Vivo da sempre con il pensiero, il timore che ogni volta che saluto mio padre possa essere l’ultima, del resto credo sia inevitabile quando vivi per decenni sotto scorta, quando hai sette anni e ci sono i proiettili nella cassetta della posta di casa tua, quando vai a mangiare al ristorante e ti consigliano di cambiare aria perché non sei ben gradito nella regione, quando ti svegli una mattina e trovi scientifica, polizia, carabinieri e DIGOS in giardino perché casualmente sono stati lasciati dei bossoli, quando ricevi giornalmente minacce, pacchi contenenti polvere da sparo e lettere minatorie, o semplicemente quando ti abitui a non poter salire in macchina con tuo padre. Ricordo perfettamente il periodo dello Tsunami e dell’isola di Sumatra, che giusto per precisione si trova in Indonesia e non India, quando papà con il parere contrario del suo Direttore Roberto Morrione decise di raccontare la vicenda in uno dei luoghi più martoriati dalle inondazioni, lontano dalle comodità e dai luoghi privilegiati dai quali tutti i media scrivevano.

E’ uno dei primi ricordi di cui ho contezza, avevo 5 anni, mia sorella 6, mio fratello forse 8, eravamo in macchina, erano circa 40 ore che nessuno riuscisse ad avere contatti con papà, mamma tratteneva le lacrime a fatica, sola con noi tre, faceva finta che andasse tutto bene, forse è stata la prima volta che ho avuto la sensazione che dovessi percepire la vita con papà come se fosse a tempo, con una data di scadenza.

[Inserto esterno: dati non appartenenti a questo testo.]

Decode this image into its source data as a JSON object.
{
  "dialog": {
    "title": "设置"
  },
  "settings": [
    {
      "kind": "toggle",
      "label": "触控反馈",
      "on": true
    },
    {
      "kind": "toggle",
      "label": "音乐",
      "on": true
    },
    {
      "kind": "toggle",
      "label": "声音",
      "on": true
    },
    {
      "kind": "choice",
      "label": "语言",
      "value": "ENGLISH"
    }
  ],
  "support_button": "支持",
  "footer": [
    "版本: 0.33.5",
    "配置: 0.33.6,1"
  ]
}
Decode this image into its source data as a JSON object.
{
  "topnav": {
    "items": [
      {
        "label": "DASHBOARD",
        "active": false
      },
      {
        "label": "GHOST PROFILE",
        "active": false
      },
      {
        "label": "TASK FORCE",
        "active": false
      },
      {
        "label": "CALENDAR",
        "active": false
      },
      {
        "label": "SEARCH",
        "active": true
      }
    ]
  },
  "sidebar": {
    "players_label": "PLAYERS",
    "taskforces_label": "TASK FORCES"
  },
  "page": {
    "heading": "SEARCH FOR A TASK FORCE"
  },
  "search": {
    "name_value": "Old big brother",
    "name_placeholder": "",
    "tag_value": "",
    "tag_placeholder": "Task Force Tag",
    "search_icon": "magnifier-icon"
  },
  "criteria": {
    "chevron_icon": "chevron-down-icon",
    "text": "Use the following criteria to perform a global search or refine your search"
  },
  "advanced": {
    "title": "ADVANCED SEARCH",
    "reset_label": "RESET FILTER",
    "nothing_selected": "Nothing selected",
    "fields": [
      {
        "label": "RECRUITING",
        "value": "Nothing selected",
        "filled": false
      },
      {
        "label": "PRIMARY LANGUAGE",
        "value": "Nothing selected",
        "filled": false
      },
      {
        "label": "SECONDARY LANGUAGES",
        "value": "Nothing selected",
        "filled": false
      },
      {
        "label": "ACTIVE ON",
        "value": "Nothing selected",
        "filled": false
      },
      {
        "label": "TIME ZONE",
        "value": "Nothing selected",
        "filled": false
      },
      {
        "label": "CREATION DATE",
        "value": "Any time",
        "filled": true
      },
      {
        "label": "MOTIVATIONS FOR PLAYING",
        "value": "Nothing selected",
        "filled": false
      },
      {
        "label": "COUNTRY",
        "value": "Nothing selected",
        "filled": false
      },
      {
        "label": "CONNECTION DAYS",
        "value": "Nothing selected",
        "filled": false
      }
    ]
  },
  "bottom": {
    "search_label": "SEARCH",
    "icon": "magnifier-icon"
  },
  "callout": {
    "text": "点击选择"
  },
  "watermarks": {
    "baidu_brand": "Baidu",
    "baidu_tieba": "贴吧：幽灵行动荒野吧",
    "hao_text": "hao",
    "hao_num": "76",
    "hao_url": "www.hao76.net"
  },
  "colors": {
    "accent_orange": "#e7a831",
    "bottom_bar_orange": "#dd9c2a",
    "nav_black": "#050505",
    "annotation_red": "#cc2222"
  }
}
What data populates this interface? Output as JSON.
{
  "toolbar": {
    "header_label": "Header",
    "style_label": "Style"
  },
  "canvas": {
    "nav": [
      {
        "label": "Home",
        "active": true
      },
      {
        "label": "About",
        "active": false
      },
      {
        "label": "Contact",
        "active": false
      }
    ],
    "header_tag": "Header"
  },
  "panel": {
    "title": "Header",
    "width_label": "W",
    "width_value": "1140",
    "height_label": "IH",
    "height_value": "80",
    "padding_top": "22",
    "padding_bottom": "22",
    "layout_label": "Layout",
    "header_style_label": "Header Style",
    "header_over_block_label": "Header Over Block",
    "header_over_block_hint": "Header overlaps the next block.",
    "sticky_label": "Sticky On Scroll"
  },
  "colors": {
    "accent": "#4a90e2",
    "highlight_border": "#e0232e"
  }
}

Ebbene sì, è tornato sano e salvo e a distanza di 20 anni purtroppo per te, Andrea, per fortuna per noi e credo di poter dire per il paese è ancora qui, a svolgere il suo lavoro come sempre, vivo e vegeto anche se in tanti lo vorrebbero morto. Il morto del giorno è il giornalismo italiano, ancora una volta, e chi è l’assassino è evidente a tutti.